Когда они покончили с домом и его отвратительными захватчиками, Джош взял внеплановый отпуск. Он не знал, вернется ли к своей охранной деятельности или чем займется вместо этого. Они оба не понимали, что им делать дальше. Прожили неделю, в основном в тишине и по отдельности друг от друга, в соседних номерах гостиницы, и ждали, и ждали, опасаясь наступления ночи и того, что могут увидеть в темноте рядом со своими постелями.
Ничего не случилось. Никакие кошмары не посещали дремлющий мозг Эмбер, никакие отчаявшиеся голоса не раздавались под ее окном, и никакие высокие и грязные фигуры не вставали рядом и не поднимали своих почерневших лиц, чтобы ухмыльнуться ей. В первую ночь она проспала восемнадцать часов. Проснулась лишь однажды, когда Джош заглянул проверить, как она.

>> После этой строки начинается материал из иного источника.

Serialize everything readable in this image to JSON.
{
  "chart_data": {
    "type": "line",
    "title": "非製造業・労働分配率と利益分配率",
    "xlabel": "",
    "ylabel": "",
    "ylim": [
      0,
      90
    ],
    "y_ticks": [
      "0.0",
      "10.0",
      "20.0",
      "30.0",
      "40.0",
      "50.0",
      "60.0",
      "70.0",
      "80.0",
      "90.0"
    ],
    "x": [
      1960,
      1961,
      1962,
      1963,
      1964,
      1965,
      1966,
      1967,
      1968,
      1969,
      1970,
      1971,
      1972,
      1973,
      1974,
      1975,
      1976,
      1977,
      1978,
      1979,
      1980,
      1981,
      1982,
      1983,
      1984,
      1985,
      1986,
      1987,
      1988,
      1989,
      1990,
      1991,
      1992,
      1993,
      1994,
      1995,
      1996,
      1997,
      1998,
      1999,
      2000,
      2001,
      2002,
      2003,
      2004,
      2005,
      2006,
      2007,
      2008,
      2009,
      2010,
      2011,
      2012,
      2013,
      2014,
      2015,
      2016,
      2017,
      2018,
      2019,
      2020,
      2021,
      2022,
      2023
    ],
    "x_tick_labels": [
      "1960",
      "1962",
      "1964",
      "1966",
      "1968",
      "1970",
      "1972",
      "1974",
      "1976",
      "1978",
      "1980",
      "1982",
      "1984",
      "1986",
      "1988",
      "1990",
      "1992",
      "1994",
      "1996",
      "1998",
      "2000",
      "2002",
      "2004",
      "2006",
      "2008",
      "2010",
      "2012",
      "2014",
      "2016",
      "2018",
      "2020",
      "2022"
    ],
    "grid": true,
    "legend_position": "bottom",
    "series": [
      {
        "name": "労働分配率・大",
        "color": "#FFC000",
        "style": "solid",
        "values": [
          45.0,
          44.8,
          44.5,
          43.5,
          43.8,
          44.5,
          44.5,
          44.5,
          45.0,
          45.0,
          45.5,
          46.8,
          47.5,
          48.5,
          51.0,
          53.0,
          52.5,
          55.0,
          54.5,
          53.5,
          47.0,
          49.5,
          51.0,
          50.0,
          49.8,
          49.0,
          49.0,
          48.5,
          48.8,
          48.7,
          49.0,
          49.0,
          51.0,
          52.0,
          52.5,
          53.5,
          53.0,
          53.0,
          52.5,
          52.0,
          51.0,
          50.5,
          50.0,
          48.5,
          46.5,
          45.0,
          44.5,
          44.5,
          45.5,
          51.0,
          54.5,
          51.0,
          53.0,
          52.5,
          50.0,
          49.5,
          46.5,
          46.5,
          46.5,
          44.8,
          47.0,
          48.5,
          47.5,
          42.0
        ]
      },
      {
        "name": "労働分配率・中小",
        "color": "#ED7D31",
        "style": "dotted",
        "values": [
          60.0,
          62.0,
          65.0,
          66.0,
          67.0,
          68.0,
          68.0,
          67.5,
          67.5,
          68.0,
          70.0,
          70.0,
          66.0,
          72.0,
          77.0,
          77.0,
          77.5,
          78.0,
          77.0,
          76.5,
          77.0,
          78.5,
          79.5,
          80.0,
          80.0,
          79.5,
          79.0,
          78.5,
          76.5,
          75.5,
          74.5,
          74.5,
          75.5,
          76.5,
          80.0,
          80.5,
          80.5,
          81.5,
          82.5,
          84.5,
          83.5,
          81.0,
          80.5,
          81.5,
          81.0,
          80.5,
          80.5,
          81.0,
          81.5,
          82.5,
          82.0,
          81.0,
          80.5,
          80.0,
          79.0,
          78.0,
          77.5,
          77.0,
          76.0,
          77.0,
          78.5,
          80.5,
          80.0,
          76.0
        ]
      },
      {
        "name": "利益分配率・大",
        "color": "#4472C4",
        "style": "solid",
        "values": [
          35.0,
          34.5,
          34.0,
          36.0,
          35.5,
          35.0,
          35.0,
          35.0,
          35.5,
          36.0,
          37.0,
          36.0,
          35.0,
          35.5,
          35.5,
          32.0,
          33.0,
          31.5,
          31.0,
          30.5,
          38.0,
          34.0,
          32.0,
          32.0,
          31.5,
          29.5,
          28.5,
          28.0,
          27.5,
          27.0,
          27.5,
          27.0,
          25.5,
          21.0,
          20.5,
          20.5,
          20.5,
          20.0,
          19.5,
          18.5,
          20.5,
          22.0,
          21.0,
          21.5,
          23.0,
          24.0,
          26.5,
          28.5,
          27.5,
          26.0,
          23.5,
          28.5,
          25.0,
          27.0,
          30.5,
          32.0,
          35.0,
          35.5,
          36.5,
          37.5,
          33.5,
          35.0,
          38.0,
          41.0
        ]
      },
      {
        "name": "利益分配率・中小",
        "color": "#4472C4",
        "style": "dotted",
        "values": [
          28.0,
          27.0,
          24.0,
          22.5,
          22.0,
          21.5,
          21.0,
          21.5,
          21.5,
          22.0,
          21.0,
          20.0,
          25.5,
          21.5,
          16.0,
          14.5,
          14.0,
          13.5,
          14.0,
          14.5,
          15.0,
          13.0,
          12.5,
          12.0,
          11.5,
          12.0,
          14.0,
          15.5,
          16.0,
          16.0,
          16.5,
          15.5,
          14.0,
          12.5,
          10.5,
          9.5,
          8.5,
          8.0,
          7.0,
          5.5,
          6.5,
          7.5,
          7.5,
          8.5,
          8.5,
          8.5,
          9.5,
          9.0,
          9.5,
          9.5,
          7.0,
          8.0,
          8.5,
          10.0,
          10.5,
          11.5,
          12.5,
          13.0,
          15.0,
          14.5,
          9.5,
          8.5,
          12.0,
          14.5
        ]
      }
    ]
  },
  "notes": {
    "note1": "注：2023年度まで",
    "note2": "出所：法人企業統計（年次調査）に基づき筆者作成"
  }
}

Джош с трудом мог объяснить, что он пережил в саду ее дома. Он пытался, но Эмбер поняла, что ему приходится делать то, что приходилось делать и ей несколькими годами раньше: сомневаться во всем, что считал само собой разумеющимся и во что верил в жизни. И он тоже был вынужден теряться в догадках о том, что еще существовало там, вокруг них; куда ведет этот безумный и хаотичный путь через жизнь, и что лежит за его окончанием. Грандиознее размышлений у человека, пожалуй что, и не бывает.